Showing posts with label Tricks & Treats. Show all posts
Showing posts with label Tricks & Treats. Show all posts

Monday, October 25, 2021

Tricks & Treats: Harvestland Horror

The final day of Halloween is less than a week away, so have another free Halloween-themed one shot adventure you can run before the end of the month. It took me a bit longer than expected, but this is the promised follow-up to my last Halloween adventure.

This scenario is built for use with a Lasers & Feelings hack called Tricks & Treats, created by Octava Oculta (Reddit username u/shardsofcrystal). It's an ultra-lite system fit for all ages or experience levels, and is great as a nostalgic little novelty adventure. Just follow that link, make a copy of the folder and its contents, and use the materials within to play a fun session of spooky adventure.

Here's the pitch: play as middle schoolers on a field trip to a pumpkin patch on the morning of Halloween, encounter a big horrifying monster that the grown-ups are helpless to stop, use your noggin to save the day. This is especially good if used as a sequel to the last adventure because all the students have aged a year and you can build on previous events and relationships. That said, most of my own players created new characters for this year, so do what you feel like.

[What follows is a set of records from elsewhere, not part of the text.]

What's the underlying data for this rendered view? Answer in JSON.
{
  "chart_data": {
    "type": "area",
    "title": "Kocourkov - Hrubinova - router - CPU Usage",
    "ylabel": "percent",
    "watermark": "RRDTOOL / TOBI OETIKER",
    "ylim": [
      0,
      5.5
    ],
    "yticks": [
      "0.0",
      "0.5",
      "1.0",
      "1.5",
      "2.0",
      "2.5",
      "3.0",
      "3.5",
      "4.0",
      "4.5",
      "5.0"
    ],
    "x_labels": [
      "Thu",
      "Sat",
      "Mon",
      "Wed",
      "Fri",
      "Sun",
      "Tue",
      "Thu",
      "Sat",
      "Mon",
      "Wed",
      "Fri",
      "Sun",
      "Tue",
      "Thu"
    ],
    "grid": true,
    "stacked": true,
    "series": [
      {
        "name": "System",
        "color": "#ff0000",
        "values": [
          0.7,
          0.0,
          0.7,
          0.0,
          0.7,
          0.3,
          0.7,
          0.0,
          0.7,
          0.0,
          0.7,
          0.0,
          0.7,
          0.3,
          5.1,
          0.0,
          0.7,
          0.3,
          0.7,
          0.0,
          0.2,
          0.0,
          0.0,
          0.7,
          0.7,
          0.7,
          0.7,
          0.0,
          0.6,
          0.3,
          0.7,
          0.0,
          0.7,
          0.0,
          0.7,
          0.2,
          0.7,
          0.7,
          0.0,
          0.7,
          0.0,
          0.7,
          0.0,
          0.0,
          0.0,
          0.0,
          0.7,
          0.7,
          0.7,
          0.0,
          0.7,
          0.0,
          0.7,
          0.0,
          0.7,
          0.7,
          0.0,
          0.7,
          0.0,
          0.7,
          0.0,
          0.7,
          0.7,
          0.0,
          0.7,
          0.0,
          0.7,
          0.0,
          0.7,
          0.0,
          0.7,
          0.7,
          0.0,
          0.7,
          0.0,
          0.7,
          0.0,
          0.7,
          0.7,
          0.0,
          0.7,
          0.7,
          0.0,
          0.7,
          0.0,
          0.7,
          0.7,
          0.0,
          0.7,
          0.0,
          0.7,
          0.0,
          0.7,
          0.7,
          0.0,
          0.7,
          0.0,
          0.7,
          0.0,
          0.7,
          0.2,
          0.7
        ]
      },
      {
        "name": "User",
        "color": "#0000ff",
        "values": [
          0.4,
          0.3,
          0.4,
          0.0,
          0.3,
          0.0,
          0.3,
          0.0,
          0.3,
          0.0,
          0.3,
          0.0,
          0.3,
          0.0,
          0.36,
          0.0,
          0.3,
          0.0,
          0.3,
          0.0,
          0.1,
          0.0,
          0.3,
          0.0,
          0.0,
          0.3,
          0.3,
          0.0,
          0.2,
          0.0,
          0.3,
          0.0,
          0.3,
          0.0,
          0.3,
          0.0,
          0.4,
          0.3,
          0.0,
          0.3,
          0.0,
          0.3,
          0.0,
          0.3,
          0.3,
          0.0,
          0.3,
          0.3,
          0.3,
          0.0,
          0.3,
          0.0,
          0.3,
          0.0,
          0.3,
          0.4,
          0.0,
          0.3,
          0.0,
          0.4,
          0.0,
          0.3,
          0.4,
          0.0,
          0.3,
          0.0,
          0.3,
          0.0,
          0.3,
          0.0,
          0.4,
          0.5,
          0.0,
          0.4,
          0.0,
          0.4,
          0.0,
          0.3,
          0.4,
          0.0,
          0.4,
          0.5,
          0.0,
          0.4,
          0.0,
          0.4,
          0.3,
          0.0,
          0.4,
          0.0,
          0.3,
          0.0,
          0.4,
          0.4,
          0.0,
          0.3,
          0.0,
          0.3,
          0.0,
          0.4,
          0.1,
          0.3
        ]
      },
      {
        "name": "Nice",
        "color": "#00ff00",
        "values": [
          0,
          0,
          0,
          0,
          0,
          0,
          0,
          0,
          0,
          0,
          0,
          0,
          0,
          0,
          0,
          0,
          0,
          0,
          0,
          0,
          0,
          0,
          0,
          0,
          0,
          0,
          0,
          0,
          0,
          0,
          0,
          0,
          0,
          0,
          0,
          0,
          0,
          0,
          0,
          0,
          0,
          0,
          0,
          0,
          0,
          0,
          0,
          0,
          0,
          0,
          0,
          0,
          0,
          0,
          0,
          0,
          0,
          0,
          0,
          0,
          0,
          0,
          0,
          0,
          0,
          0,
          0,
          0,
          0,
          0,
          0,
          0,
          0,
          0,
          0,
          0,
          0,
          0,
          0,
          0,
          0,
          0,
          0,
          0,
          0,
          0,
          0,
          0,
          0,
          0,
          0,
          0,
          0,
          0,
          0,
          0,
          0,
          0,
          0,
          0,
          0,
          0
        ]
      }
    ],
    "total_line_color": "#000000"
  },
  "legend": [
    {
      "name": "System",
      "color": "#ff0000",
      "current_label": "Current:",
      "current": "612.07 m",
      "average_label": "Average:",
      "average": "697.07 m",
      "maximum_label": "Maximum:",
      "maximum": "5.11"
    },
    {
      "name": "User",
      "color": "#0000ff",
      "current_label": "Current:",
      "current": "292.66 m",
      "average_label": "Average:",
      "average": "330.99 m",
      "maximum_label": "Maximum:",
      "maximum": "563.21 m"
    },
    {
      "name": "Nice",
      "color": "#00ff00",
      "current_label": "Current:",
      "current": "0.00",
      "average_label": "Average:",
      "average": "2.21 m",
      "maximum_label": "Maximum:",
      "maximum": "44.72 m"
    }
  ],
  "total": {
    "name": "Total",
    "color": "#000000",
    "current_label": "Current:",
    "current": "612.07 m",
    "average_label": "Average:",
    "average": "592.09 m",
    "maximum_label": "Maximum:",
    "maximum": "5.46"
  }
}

Not sure when part 3 will come out, but one of my players suggested we also do some spooky adventures during tax season, the other Halloween. If anyone runs either of these adventures, I'd love to hear about it and how it goes.


-Dwiz

Friday, October 1, 2021

Tricks & Treats: Jack-o'-Lantern Nightmare

Happy first day of Halloween! Have a free Halloween-themed one shot adventure you can run this month, built for use with a Lasers & Feelings hack called Tricks & Treats, created by Octava Oculta (Reddit username u/shardsofcrystal). It's an ultra-lite system fit for all ages or experience levels, and I made a kick-ass adventure for it last year during lockdown. Just follow that link, make a copy of the folder and its contents, and use the materials within to play a fun session of spooky adventure.

Here's the pitch: play as middle schoolers going trick or treating in your typical North American suburban neighborhood, encounter a big horrifying monster that the grown-ups are helpless to stop, use your noggin to save the day. Stranger Things is a really useful comparison here, because it's the perfect balance of family-friendly adventure and supernatural horror. Basically, I aimed for "more tense and easy to take seriously than The Goonies" but "less violent and mature than Stephen King's It." When the monster is present, it should feel legitimately threatening, but at the same time, you won't see it tear a 9 year old in two pieces and spray blood everywhere.

At least, that's how I run it. It's your table, do whatever you like. Maybe you and your group would prefer a game where the monsters violently massacre the neighborhood, but you also decide that you don't want your players to get called a homophobic slur by a shitty 12 year old. Use your grown up judgment on what's best for your group and what you want out of the game.

A note on audience: hypothetically, you could run this adventure for a group of kids about the same age as the protagonists. Pretty easily, in fact, since it's such a simple rule system and the scenario is easy to grasp. However, I personally feel like the ideal audience is actually a group of adults, since much of the appeal of the adventure is 1) nostalgia, and 2) being able to laugh at the cringiness of middle schoolers.